No tuvo que dejar, como de costumbre, su maletín sobre la mesa, junto a la puerta. No lo había llevado a la cena. Así que, sin siquiera prender alguna luz, pero como si todas lo estuvieran, encaminó con firmeza sus pasos hacia el único baño allí disponible.
No alcanzó a pensar en la corbata; y fue ésta la primera damnificada del primer impulso eruptivo de vómito finalmente liberado, allí, en ese inodoro, él de rodillas casi abrazándolo, la corbata cual babero, y la extraña sensación de que la función apenas comenzaba. Todo confusión, en esas tinieblas blancuzcas del baño estrecho, apestando a manjar digerido y devuelto.
Desde que venía en las escaleras, un enjambre de imágenes había alcanzado su cráneo. Curiosas imágenes de un secuestro equivocado, me echaron escopolamina, me pasearon por la ciudad haciéndome preguntas, hasta darse cuenta de que no era el personaje importante que los malandrines andaban buscando para robar y extorsionar.
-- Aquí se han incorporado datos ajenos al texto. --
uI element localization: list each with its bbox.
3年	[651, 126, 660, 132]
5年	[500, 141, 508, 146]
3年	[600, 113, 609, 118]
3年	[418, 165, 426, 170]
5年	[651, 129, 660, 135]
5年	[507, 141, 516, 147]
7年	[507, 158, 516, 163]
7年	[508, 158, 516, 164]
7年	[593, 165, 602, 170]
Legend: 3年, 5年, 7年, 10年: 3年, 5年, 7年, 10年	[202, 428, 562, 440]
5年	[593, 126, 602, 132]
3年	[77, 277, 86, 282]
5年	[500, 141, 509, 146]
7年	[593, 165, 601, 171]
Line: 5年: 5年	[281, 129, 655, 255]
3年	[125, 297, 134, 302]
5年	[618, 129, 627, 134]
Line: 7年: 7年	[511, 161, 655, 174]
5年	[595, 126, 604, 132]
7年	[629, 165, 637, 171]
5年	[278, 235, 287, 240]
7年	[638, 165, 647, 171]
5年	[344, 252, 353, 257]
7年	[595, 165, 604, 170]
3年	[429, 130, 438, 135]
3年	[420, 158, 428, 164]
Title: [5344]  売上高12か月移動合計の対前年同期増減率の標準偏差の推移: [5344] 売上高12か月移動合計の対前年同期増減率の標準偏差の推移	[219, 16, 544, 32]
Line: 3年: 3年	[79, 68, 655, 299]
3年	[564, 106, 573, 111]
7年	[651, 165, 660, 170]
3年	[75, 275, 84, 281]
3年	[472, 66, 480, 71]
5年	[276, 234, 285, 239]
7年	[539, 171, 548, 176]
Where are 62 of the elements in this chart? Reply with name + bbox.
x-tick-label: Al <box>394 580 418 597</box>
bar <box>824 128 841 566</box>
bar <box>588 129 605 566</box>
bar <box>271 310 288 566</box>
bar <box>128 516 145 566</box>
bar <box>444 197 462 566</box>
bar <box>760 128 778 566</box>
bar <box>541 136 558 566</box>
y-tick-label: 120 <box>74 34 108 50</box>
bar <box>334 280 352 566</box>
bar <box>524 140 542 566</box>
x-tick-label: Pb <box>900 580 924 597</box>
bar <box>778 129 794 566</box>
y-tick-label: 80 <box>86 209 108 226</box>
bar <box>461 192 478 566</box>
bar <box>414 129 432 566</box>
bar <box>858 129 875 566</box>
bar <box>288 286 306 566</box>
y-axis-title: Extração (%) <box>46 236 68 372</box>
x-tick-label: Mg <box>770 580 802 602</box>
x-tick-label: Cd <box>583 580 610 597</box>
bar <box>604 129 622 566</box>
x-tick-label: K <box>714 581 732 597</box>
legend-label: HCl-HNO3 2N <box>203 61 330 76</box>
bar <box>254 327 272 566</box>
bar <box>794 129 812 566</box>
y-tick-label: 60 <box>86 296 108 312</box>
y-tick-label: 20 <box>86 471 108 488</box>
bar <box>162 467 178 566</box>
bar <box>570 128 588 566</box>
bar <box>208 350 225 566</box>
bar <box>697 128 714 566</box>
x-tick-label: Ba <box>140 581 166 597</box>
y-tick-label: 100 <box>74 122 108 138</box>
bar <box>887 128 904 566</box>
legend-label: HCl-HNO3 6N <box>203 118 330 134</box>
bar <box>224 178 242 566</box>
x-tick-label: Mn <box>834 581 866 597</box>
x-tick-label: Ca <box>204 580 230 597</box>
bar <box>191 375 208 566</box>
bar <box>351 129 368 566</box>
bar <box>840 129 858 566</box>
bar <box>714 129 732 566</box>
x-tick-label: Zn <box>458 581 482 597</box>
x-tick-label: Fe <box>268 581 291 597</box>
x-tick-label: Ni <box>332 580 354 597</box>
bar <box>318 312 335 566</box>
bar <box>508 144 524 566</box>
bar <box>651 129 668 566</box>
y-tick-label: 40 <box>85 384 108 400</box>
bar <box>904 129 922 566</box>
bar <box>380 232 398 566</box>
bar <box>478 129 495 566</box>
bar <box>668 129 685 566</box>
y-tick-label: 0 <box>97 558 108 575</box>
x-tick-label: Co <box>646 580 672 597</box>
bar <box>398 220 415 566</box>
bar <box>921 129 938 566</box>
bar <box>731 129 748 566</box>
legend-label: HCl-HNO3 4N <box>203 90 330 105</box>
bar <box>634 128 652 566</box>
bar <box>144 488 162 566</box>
Ladrones, pero decentes, con ambiciones en la vida, lo habían dejado quieto, ni el celular le tocaron, devuelto en un parque, bajo la lluvia, como quien abandona una mascota; hasta le habrán ofrecido disculpas, nosotros buscando a alguien importante y terminamos encontrando a este pobre monigote.
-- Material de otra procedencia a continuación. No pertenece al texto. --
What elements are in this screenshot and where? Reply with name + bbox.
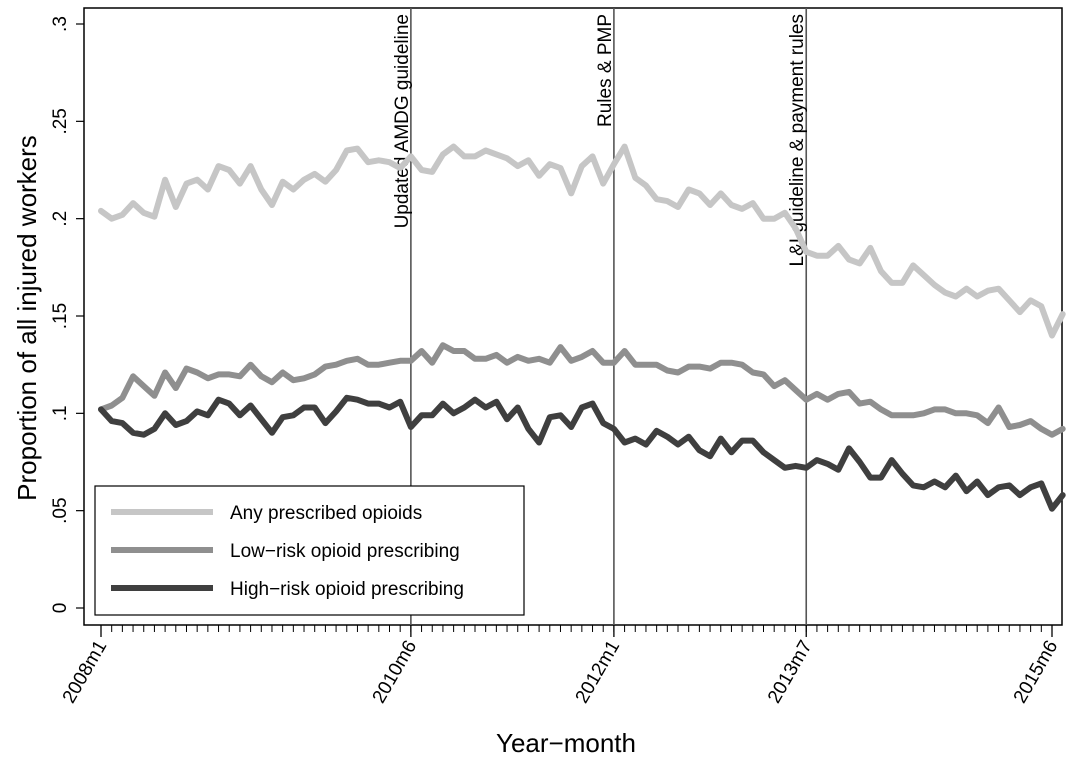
legend-label: Any prescribed opioids [230, 503, 422, 524]
y-tick-label: .25 [50, 108, 71, 134]
series-line [98, 394, 1066, 512]
y-tick-label: .1 [50, 405, 71, 421]
legend: Any prescribed opioids Low−risk opioid pr… [94, 485, 525, 616]
event-label: Updated AMDG guideline [392, 14, 413, 228]
x-axis-title: Year−month [496, 728, 636, 758]
y-tick-label: .05 [50, 497, 71, 523]
series-line [98, 143, 1066, 339]
legend-label: Low−risk opioid prescribing [230, 541, 460, 562]
y-tick-label: .2 [50, 211, 71, 227]
y-tick-label: .15 [50, 303, 71, 329]
event-label: Rules & PMP [595, 14, 616, 127]
series-line [98, 342, 1066, 438]
y-axis-title: Proportion of all injured workers [12, 135, 42, 501]
y-tick-label: .3 [50, 16, 71, 32]
series-lines [98, 143, 1066, 512]
legend-label: High−risk opioid prescribing [230, 579, 464, 600]
y-tick-label: 0 [50, 603, 71, 614]
y-axis: 0 .05 .1 .15 .2 .25 .3 [50, 16, 84, 613]
event-label: L&I guideline & payment rules [787, 14, 808, 266]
Se encontró bajo la lluvia, desmemoriado.
¿Acaso podía ser cierto? Sí, por supuesto que podía ser cierto. ¿Pero realmente había ocurrido? No había argumentos para no creerlo realmente ocurrido. Incluso, eso podría explicar algunas cosas poco habituales vividas desde entonces. Los insomnios, las pesadillas, la inapetencia, los mareos, las torpezas y, como prueba fehaciente, el vómito producto de un malestar que podría atribuírsele a los efectos colaterales de la poderosa droga que habrían usado sus furtivos y errados captores. Argumentos a la posibilidad de estar sufriendo aún los nocivos efectos de esa sustancia utilizada, tal vez en exceso, por una banda de inexpertos asaltantes que no eran capaces ni de pescar uno gordo.
La fortuna de la miseria, habría podido concluir ante esa situación. Pero no estaba para conclusiones en ese momento, menos en ese estado. Como pudo, se quitó la corbata, la arrojó al piso de la ducha; luego se quitó el saco y la camisa, lo que lo obligó a incorporarse y ponerse de pie, sin atreverse a prender la luz, quizás por miedo a iluminar la fetidez creciente allí encerrada.
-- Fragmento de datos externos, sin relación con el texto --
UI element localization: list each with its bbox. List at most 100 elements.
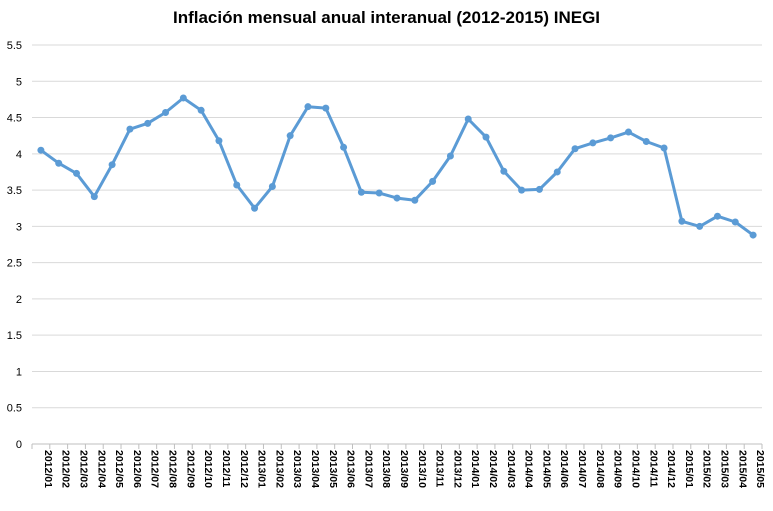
x-tick-label: 2014/03 bbox=[505, 450, 517, 488]
data-point bbox=[535, 185, 543, 193]
x-tick-label: 2014/01 bbox=[469, 450, 481, 488]
y-tick-label: 4.5 bbox=[7, 113, 22, 125]
x-tick-label: 2014/09 bbox=[612, 450, 624, 488]
x-tick-label: 2013/05 bbox=[327, 450, 339, 488]
x-tick-label: 2014/06 bbox=[558, 450, 570, 488]
x-tick-label: 2015/02 bbox=[701, 450, 713, 488]
gridlines bbox=[31, 44, 763, 449]
data-point bbox=[607, 134, 615, 142]
x-tick-label: 2015/05 bbox=[754, 450, 766, 488]
x-tick-label: 2014/02 bbox=[487, 450, 499, 488]
y-tick-label: 1 bbox=[16, 366, 22, 378]
x-tick-label: 2013/02 bbox=[273, 450, 285, 488]
data-point bbox=[233, 181, 241, 189]
x-tick-label: 2012/10 bbox=[202, 450, 214, 488]
x-tick-label: 2014/12 bbox=[665, 450, 677, 488]
y-tick-label: 3.5 bbox=[7, 185, 22, 197]
data-point bbox=[197, 106, 205, 114]
x-tick-label: 2012/02 bbox=[60, 450, 72, 488]
x-tick-label: 2015/04 bbox=[736, 450, 748, 488]
data-point bbox=[660, 144, 668, 152]
y-axis-tick-labels: 0 0.5 1 1.5 2 2.5 3 3.5 4 4.5 5 5.5 bbox=[7, 40, 22, 451]
data-point bbox=[286, 132, 294, 140]
y-tick-label: 5 bbox=[16, 76, 22, 88]
data-point bbox=[322, 104, 330, 112]
x-tick-label: 2015/03 bbox=[718, 450, 730, 488]
data-point bbox=[179, 94, 187, 102]
data-point bbox=[731, 218, 739, 226]
data-point bbox=[55, 159, 63, 167]
data-point bbox=[518, 186, 526, 194]
x-tick-label: 2013/10 bbox=[416, 450, 428, 488]
data-point bbox=[678, 217, 686, 225]
x-tick-label: 2013/08 bbox=[380, 450, 392, 488]
y-tick-label: 2 bbox=[16, 294, 22, 306]
x-tick-label: 2012/09 bbox=[184, 450, 196, 488]
x-tick-label: 2012/07 bbox=[149, 450, 161, 488]
y-tick-label: 0 bbox=[16, 439, 22, 451]
x-tick-label: 2012/11 bbox=[220, 450, 232, 488]
data-point bbox=[144, 119, 152, 127]
data-point bbox=[304, 103, 312, 111]
data-point bbox=[126, 125, 134, 133]
x-tick-label: 2013/11 bbox=[434, 450, 446, 488]
data-point bbox=[73, 169, 81, 177]
x-tick-label: 2013/07 bbox=[362, 450, 374, 488]
x-tick-label: 2013/01 bbox=[256, 450, 268, 488]
data-point bbox=[553, 168, 561, 176]
data-point bbox=[37, 146, 45, 154]
data-point bbox=[482, 133, 490, 141]
data-point bbox=[696, 222, 704, 230]
x-tick-label: 2012/01 bbox=[42, 450, 54, 488]
x-tick-label: 2013/03 bbox=[291, 450, 303, 488]
x-tick-label: 2014/04 bbox=[523, 450, 535, 488]
x-tick-label: 2013/06 bbox=[345, 450, 357, 488]
y-tick-label: 5.5 bbox=[7, 40, 22, 52]
y-tick-label: 3 bbox=[16, 221, 22, 233]
data-point bbox=[411, 196, 419, 204]
x-tick-label: 2014/11 bbox=[647, 450, 659, 488]
x-tick-label: 2014/07 bbox=[576, 450, 588, 488]
x-tick-label: 2012/08 bbox=[167, 450, 179, 488]
x-tick-label: 2012/06 bbox=[131, 450, 143, 488]
x-axis-tick-labels: 2012/01 2012/02 2012/03 2012/04 2012/05 2012/… bbox=[42, 450, 766, 488]
data-point bbox=[446, 152, 454, 160]
x-tick-label: 2015/01 bbox=[683, 450, 695, 488]
x-tick-label: 2012/12 bbox=[238, 450, 250, 488]
data-point bbox=[429, 177, 437, 185]
x-tick-label: 2013/04 bbox=[309, 450, 321, 488]
x-tick-label: 2012/04 bbox=[95, 450, 107, 488]
data-point bbox=[108, 161, 116, 169]
x-tick-label: 2013/12 bbox=[451, 450, 463, 488]
data-point bbox=[589, 139, 597, 147]
x-tick-label: 2014/08 bbox=[594, 450, 606, 488]
chart-title: Inflación mensual anual interanual (2012… bbox=[172, 8, 601, 27]
y-tick-label: 0.5 bbox=[7, 403, 22, 415]
data-point bbox=[713, 212, 721, 220]
x-tick-label: 2012/03 bbox=[78, 450, 90, 488]
y-tick-label: 1.5 bbox=[7, 330, 22, 342]
y-tick-label: 4 bbox=[16, 149, 22, 161]
series-line bbox=[39, 96, 755, 237]
data-point bbox=[642, 137, 650, 145]
data-point bbox=[393, 194, 401, 202]
data-point bbox=[749, 231, 757, 239]
x-tick-label: 2012/05 bbox=[113, 450, 125, 488]
x-tick-label: 2014/10 bbox=[629, 450, 641, 488]
data-point bbox=[268, 182, 276, 190]
data-point bbox=[571, 145, 579, 153]
data-point bbox=[500, 167, 508, 175]
data-point bbox=[162, 108, 170, 116]
data-point bbox=[624, 128, 632, 136]
data-point bbox=[340, 143, 348, 151]
series-line-group bbox=[37, 94, 757, 239]
data-point bbox=[251, 204, 259, 212]
data-point bbox=[215, 137, 223, 145]
x-tick-label: 2013/09 bbox=[398, 450, 410, 488]
data-point bbox=[375, 189, 383, 197]
data-point bbox=[464, 115, 472, 123]
x-tick-label: 2014/05 bbox=[540, 450, 552, 488]
data-point bbox=[357, 188, 365, 196]
y-tick-label: 2.5 bbox=[7, 258, 22, 270]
Dejó que el agua de la cisterna se llevara los restos devueltos de buen vino y exclusiva culinaria. Aún tenía ganas de vomitar; pero al verse de pie, aprovechó para lavarse las manos y la cara, mirando sin atención el borroso reflejo oscuro de su rostro en el espejo en sombras. En lo único en lo que quería pensar era en descansar; dormir como un lirón tras tomarse un frasco de somníferos.  Qué importaba la memoria perdida. Cuál era el afán de recuperarla. Por qué no aceptar simplemente  su desaparición, agradecer que todo indicaba que tan solo dejó algunos daños colaterales, similares a los de una intoxicación accidental; y seguir la vida, qué otra opción, a fin de cuentas...

Una implacable ráfaga de imágenes y sensaciones, poco agradables, lo atravesaron de repente, haciéndolo casi brincar, cual si su celular hubiera timbrado de improviso. Y con ella, otra ráfaga, de reacción; no alcanzó ni a apuntar hacia el inodoro. Vomitó el lavamanos, sus llaves, sus manos; pero no se puso a limpiarse. Permaneció agarrado con fuerza al lavamanos, apoyando sus nalgas contra la puerta a sus espaldas.